You may have had a shock when you went out to harvest your jalapenos - it’s become red! Is it even possible to eat these jalapenos - is it safe? It can be quite the shocking sight to see your green jalapeno suddenly becoming red.

Thankfully for you, there’s absolutely no need to worry. A jalapeno will usually turn red after it’s had additional time to ripen. Pretty much all standard jalapeno peppers become red after a time if you let them completely ripen. It tends to happen in the later stages of the pepper’s growth.

Some people prefer their peppers to be red instead of green. If this sounds like you, then all you need to do is allow them to remain on the plant for a longer amount of time. It’s worth noting though that you should harvest the jalapenos sooner if you think that a frost may be coming, as this can damage your peppers.

Will my Jalapenos be Hotter if they are Red?

This is a pretty common question. Will your jalapeno burn your tongue off if it’s red? They certainly look more spicy thanks to the color, so what gives?

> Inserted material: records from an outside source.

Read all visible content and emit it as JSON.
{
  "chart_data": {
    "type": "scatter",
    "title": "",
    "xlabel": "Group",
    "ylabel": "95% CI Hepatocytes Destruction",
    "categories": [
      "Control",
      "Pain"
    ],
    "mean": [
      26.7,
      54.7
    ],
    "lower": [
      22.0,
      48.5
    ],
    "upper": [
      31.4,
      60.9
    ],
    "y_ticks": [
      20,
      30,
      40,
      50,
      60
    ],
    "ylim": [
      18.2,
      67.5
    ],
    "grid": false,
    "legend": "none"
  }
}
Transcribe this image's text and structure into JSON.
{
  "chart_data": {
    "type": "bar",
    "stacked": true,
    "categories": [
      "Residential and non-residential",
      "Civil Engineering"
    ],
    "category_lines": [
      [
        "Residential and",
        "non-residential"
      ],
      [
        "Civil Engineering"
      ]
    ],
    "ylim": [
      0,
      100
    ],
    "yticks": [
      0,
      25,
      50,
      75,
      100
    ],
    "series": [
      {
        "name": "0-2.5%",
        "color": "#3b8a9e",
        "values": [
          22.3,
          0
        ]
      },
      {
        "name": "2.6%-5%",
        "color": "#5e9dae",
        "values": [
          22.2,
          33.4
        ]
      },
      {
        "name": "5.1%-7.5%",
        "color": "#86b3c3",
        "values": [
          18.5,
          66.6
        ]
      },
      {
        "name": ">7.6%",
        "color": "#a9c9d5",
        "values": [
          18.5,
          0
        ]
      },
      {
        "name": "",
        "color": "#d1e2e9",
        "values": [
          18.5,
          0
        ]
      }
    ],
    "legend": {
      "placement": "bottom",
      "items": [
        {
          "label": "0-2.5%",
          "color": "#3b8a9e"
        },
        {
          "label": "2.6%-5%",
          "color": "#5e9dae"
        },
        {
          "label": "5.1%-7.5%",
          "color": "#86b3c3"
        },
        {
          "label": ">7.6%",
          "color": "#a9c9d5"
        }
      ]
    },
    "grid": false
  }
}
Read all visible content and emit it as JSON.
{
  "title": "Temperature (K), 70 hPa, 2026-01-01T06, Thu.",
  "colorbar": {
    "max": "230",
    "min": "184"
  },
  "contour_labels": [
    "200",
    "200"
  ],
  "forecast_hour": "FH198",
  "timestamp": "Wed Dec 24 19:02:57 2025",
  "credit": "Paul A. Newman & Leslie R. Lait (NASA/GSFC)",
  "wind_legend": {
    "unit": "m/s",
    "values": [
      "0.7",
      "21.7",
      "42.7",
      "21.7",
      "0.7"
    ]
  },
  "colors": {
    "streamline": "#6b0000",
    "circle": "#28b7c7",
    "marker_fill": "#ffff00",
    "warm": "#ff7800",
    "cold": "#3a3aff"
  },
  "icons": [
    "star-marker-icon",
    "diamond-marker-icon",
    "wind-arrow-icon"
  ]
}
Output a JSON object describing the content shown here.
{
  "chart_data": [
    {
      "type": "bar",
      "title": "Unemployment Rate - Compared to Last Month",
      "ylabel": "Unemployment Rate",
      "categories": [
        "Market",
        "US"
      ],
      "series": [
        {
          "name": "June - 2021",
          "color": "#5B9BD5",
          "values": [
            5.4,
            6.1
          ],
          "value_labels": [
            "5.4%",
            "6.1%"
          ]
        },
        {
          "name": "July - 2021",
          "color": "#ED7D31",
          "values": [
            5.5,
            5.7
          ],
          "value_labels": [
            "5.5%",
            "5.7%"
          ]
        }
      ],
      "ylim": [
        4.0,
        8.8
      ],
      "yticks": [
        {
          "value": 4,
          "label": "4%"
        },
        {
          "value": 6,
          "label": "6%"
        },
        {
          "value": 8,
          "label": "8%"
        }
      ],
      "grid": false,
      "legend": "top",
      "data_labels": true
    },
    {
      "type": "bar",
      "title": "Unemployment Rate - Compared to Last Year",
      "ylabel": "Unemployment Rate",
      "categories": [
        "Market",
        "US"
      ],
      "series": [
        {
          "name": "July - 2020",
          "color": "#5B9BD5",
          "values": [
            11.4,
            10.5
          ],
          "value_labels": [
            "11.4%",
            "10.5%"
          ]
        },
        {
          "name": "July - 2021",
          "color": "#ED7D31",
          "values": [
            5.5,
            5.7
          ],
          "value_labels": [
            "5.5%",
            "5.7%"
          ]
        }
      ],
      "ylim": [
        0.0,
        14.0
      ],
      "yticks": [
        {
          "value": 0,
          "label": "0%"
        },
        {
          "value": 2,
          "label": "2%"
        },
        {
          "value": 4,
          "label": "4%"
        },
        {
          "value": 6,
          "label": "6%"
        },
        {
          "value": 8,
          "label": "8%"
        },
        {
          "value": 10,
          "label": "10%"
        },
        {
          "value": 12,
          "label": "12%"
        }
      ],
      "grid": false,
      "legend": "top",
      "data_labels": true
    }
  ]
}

Actually, a lot of jalapenos are a little spicier than their green counterparts. This is because leaving a pepper to age for longer allows them to produce more capsaicin, which makes them spicier. Since a red pepper is older than a green one, it stands to reason that it will be spicier.

Jalapenos can sometimes continue to ripen off the plant if they were starting to turn red at the moment of harvesting, but they will not redden if you picked a pepper that was under ripe. You can also speed up the ripening process by putting the jalapenos in a closed brown paper bag.

How Can I Remove My Jalapeno Plants?

You may be thinking that it’s time to toss the plants away after the season has finished. In reality, this may not be necessary. 

Now, of course you can just toss them away into your compost. They are biodegradable and organic, after all. Alternatively you can allow them to stay in place throughout the winter, but you will need to prune them a lot to ensure that they are safe. You’ll then need to keep them alive for a while indoors. Most people prefer not to do it because it can be challenging to overwinter a jalapeno plant. 


So that was everything that you needed to know about harvesting jalapenos. It’s fairly simple as long as you know what you’re doing. Now you can harvest your spicy peppers with plenty of confidence!